IBM report highlights the power of data sharing

The COVID-19 pandemic has demonstrated the need for more robust data sharing among agencies and levels of government. A new report from IBM highlights the challenges, opportunities and power of greater data sharing.

A new report from the IBM Center for the Business of Government lays bare the great power and great challenges that governments face when trying to share data between agencies and between levels of government.

The COVID-19 pandemic has highlighted some real success stories but it also emphasized the need for even more to be done to make it easier for data to be shared, analyzed and exploited.

Entitled Silo Busting, the report highlights the commonwealth of Virginia and how it rapidly deployed a dashboard of COVID-19 data pulled from multiple sources that the Old Dominion relied on to make decisions. The dashboard was created in days, which sounds incredible but also offers a significant lesson learned.

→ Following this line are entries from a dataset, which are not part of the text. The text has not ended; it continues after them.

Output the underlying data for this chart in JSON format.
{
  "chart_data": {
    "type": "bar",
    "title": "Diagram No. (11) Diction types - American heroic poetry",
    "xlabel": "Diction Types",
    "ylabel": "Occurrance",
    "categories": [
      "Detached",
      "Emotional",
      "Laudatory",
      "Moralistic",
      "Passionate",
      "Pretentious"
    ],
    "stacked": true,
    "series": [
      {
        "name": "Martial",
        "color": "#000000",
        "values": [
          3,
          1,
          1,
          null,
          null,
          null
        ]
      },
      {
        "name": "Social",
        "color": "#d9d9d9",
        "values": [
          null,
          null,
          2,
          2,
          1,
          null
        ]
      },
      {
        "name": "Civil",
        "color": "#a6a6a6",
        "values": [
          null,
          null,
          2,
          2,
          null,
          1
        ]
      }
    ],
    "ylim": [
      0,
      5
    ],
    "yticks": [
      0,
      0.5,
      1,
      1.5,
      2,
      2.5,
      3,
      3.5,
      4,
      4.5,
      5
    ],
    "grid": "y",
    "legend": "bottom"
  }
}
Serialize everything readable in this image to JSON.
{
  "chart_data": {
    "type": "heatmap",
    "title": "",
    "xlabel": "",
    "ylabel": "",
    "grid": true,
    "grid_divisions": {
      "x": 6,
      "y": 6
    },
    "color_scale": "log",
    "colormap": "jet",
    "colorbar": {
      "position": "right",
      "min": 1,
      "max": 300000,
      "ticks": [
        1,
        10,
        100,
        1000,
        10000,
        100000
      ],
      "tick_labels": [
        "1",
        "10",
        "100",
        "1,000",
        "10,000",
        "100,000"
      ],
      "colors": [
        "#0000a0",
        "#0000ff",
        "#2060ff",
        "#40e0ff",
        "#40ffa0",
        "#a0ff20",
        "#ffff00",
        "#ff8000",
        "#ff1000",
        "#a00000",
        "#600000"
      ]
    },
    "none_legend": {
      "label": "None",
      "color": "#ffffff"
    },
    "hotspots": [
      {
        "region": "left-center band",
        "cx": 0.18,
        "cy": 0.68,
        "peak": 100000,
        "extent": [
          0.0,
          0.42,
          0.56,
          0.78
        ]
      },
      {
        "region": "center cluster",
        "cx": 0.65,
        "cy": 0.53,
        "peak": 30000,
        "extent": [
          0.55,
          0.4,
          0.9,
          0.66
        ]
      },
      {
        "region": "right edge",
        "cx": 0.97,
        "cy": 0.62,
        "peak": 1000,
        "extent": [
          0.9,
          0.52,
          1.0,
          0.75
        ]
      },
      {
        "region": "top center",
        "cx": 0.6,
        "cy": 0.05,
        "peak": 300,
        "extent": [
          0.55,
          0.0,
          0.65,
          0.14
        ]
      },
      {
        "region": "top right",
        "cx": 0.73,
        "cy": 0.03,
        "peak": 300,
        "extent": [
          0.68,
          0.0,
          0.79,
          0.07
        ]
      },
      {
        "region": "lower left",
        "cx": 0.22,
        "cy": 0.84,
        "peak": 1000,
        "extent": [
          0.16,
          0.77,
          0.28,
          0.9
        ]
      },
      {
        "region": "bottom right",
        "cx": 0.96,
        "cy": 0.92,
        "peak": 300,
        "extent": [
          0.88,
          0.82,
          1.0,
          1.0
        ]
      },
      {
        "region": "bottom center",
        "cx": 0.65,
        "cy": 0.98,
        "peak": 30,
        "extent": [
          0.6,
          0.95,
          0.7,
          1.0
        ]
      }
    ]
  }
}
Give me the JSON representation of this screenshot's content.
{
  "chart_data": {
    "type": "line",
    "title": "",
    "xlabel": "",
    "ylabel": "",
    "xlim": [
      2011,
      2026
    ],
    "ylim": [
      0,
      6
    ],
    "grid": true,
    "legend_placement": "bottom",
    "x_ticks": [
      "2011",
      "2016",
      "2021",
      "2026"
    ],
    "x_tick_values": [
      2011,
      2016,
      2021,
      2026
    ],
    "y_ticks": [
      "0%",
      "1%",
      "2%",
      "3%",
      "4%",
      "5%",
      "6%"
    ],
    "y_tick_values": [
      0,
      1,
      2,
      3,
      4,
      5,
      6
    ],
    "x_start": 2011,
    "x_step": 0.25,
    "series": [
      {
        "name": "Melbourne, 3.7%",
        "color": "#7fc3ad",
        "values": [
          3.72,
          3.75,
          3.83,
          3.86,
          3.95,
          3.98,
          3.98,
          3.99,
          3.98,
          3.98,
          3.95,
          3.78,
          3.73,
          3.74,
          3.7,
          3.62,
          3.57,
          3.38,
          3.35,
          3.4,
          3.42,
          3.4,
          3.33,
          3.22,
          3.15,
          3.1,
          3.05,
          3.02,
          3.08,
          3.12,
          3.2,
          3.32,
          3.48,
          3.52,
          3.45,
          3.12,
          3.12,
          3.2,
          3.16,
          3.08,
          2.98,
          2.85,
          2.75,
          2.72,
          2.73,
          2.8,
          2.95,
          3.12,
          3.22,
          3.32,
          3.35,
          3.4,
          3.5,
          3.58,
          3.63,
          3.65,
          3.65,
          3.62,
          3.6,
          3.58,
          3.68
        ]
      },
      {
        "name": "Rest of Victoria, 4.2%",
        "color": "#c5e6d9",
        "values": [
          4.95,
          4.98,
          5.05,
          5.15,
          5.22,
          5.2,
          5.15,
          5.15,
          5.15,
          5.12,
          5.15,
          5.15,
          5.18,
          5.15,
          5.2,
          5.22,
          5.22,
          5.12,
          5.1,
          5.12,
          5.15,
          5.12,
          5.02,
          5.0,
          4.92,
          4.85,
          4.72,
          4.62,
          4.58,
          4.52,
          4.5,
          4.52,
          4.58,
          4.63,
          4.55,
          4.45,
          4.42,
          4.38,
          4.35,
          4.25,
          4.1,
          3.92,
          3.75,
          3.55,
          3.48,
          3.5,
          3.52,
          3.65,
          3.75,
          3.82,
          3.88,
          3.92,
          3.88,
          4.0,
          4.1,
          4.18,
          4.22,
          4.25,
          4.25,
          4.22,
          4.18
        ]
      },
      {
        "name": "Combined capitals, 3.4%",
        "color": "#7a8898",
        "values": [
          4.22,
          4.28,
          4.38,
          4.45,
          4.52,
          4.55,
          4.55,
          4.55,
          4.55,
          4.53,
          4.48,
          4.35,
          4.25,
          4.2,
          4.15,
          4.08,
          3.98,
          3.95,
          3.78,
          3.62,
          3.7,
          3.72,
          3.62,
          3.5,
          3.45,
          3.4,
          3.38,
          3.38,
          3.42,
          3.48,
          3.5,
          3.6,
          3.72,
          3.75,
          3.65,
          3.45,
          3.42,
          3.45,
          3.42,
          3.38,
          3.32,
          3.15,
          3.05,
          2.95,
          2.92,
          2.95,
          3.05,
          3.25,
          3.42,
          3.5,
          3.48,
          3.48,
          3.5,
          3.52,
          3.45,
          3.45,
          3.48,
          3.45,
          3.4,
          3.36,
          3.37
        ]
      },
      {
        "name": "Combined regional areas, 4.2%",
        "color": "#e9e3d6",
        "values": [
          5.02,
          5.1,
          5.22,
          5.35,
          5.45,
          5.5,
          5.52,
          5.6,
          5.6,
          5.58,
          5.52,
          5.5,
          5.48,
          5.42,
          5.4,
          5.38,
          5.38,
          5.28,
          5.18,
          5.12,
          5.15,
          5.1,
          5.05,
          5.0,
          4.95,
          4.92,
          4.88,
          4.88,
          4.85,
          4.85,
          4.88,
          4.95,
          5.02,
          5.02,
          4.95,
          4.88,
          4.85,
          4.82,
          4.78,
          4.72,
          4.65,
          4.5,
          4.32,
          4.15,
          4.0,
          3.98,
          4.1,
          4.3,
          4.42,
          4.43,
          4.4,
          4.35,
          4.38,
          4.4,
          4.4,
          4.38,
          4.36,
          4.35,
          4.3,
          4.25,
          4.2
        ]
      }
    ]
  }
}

Virginia and its Chief Data Officer Carlos Rivero had spent the previous developing a safe, secure and legally compliant information sharing environment, according to the report by Jane Wiseman, CEO of the Institute for Excellence in Government and senior fellow at the Ash Center for Democratic Governance and Innovation.

Pre-COVID, that existing framework allowed Virginia to create a data sharing platform in response to the opioid crisis in the northern Shenandoah Valley.

“The shared data platform that grew out of the opioid crisis now serves as an extensible common platform for turning data into insight, and harnesses state, local, and federal data along with private sector data sources as well,” Wiseman wrote.

Virginia is using the data sharing framework to work on issues such as justice data analysis, workforce development, overall state performance management obviously and COVID-19.

There are many other examples in the report that highlight the power of data sharing to address pressing issues.

Here are the challenges that Wiseman uncovered in her research:

  • People, process, and culture. Not technology.
  • Resistance to sharing data.
  • Data collected without a plan for use or quality.
  • Incomplete data sets.
  • Data is not digitized.
  • Lack of data standards.
  • Fears about legal authority to share.

Wiseman also identified success factors, which she broadly groups into four categories: Leadership, the Team, Process, and Data. Each category has subfactors.

For example, under Leadership, a long-term vision is key as is consistent engagement and a clear purpose. She also identifies a need for senior leaders to be seen using the data, because that shows the data is relevant and actually affects people’s lives.

The report also includes four recommendations with actions under each recommendation:

  • Create a policy and governance framework
  • Congress and the president should establish funding and capacity building to support data sharing across the government.
  • Non-profits and philanthropic sectors need to support data sharing efforts.
  • Agency managers and data leaders need to champion data sharing effort.

While there is no specific call out for actions by government contractors, there is a wealth information on the challenges and benefits of increased data sharing by government agencies. This kind of information can feed into your solutions as well as simply inform the conversations you have.

With its vivid examples, the report highlights the art of the possible.